1\. The fact that they are raising money through indiegogo heavily implies
that they don't have a convincing plan to get their product at the promised
price point (which would very definitely sell if they did).

2\. They have 9 people on their team. I found the founders the graphic
designers and the communications experts but not the engineers.

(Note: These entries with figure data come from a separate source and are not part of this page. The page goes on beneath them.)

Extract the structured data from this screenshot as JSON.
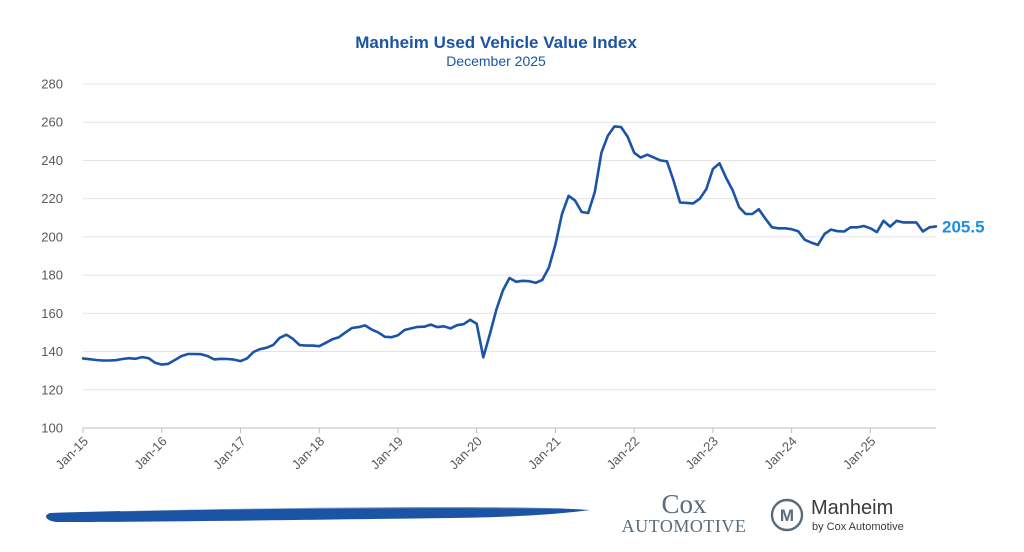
{
  "colors": {
    "line": "#1c54a5",
    "title": "#1c54a5",
    "end_label": "#1f8ede",
    "grid": "#e4e4e4",
    "tick": "#595959",
    "brush": "#1c54a5",
    "logo_gray": "#5a6b7b"
  },
  "chart_data": {
    "type": "line",
    "title": "Manheim Used Vehicle Value Index",
    "subtitle": "December 2025",
    "xlabel": "",
    "ylabel": "",
    "ylim": [
      100,
      280
    ],
    "yticks": [
      100,
      120,
      140,
      160,
      180,
      200,
      220,
      240,
      260,
      280
    ],
    "grid": true,
    "x_tick_labels": [
      "Jan-15",
      "Jan-16",
      "Jan-17",
      "Jan-18",
      "Jan-19",
      "Jan-20",
      "Jan-21",
      "Jan-22",
      "Jan-23",
      "Jan-24",
      "Jan-25"
    ],
    "x_start": "Jan-15",
    "x_end": "Dec-25",
    "end_value_label": "205.5",
    "series": [
      {
        "values": [
          136.4,
          136.0,
          135.6,
          135.3,
          135.3,
          135.5,
          136.1,
          136.5,
          136.2,
          137.1,
          136.5,
          134.1,
          133.2,
          133.6,
          135.6,
          137.6,
          138.7,
          138.7,
          138.6,
          137.6,
          135.9,
          136.2,
          136.1,
          135.8,
          135.0,
          136.4,
          139.8,
          141.3,
          142.0,
          143.5,
          147.2,
          148.8,
          146.6,
          143.4,
          143.1,
          143.1,
          142.8,
          144.6,
          146.4,
          147.5,
          150.0,
          152.3,
          152.8,
          153.7,
          151.5,
          150.0,
          147.7,
          147.5,
          148.5,
          151.3,
          152.1,
          152.9,
          153.0,
          154.1,
          152.8,
          153.2,
          152.1,
          153.8,
          154.3,
          156.6,
          154.6,
          137.0,
          149.0,
          162.0,
          172.0,
          178.5,
          176.5,
          177.0,
          176.8,
          176.0,
          177.5,
          184.0,
          196.0,
          212.0,
          221.5,
          219.0,
          213.0,
          212.5,
          223.5,
          244.0,
          253.0,
          257.8,
          257.5,
          252.5,
          244.0,
          241.5,
          243.0,
          241.5,
          240.0,
          239.5,
          229.5,
          218.0,
          217.8,
          217.5,
          220.0,
          225.0,
          235.5,
          238.5,
          231.0,
          224.5,
          215.5,
          212.0,
          212.0,
          214.5,
          209.5,
          205.0,
          204.5,
          204.5,
          204.0,
          203.0,
          198.5,
          197.0,
          195.8,
          201.5,
          203.8,
          203.0,
          202.8,
          205.0,
          205.0,
          205.7,
          204.5,
          202.5,
          208.4,
          205.4,
          208.4,
          207.6,
          207.6,
          207.6,
          202.8,
          205.0,
          205.5
        ]
      }
    ]
  },
  "footer": {
    "cox_logo_line1": "Cox",
    "cox_logo_line2": "Automotive",
    "manheim_name": "Manheim",
    "manheim_sub": "by Cox Automotive",
    "manheim_emblem_letter": "M"
  }
}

I think this is just another case of "lets make a cool website about a product
that is very much in need, raise money, and then start thinking about how to
actually deliver".

------
Pfhreak
Ok, I'm willing to believe you _could_ build a car that charges ~15m a day
from optimal sunlight exposure. Maybe.

But what I don't understand is how having a living moss interior attached to
your air supply is anything other than a terrible idea. There are so many edge
cases/issues I can imagine with trying to integrate a living component into a
car interior. (How does it handle extreme temperatures? How do you manage
moisture levels? What happens if it dies? How are you ensuring it remains pest
free?)

------
onmobiletemp
This is a complete waste of time. Cells attached to the car will net you way
less energy than they claim (well they claim distance, i dont know if their
wh/km or wh from the panels is off, but one or both are). Panels on the car
could help prevent charge loss while parked for long periods or in extreme
cold but its less and less necessary as capacity steadily increases. The only
reason this might be useful is if you want to be a nomad amd never use
charging infrastructure. But youd get way more energy for way less money by
carrying panels in the trunk of your car or converting a large rv to solar and
carrying panels as well. As panels get cheaper we will see more cars with
solar but it will be small and for air con and stopping charge loss, not
range.

------
sandworm101
For the price of integrating the panels into the car you could setup 10x as
many panels on a stationary rig. A portable folding rig kept in the trunk is
probably a better solution. It could at least be positioned for maximum
exposure without trying to angle the entire car. (I predict accidents as
people attempt to tilt these things.)

------
dimman
I must say I'm extremely sceptical as it would surprise me _a lot_ if they
managed to pull this off with a couple hundred k euros; meaning that they
produce something that 1) Actually works, 2) Is rather solid, and perhaps most
important of all 3) Is not a disaster in terms of safety.

------
Shivetya
Don't see it. Is there generation amount based on perfect conditions because
its quite possible the majority of the car would not have exposure all at
once.

------
whazor
A previous student team who won the solar race from the Netherlands is also
planning to go into the solar car industry.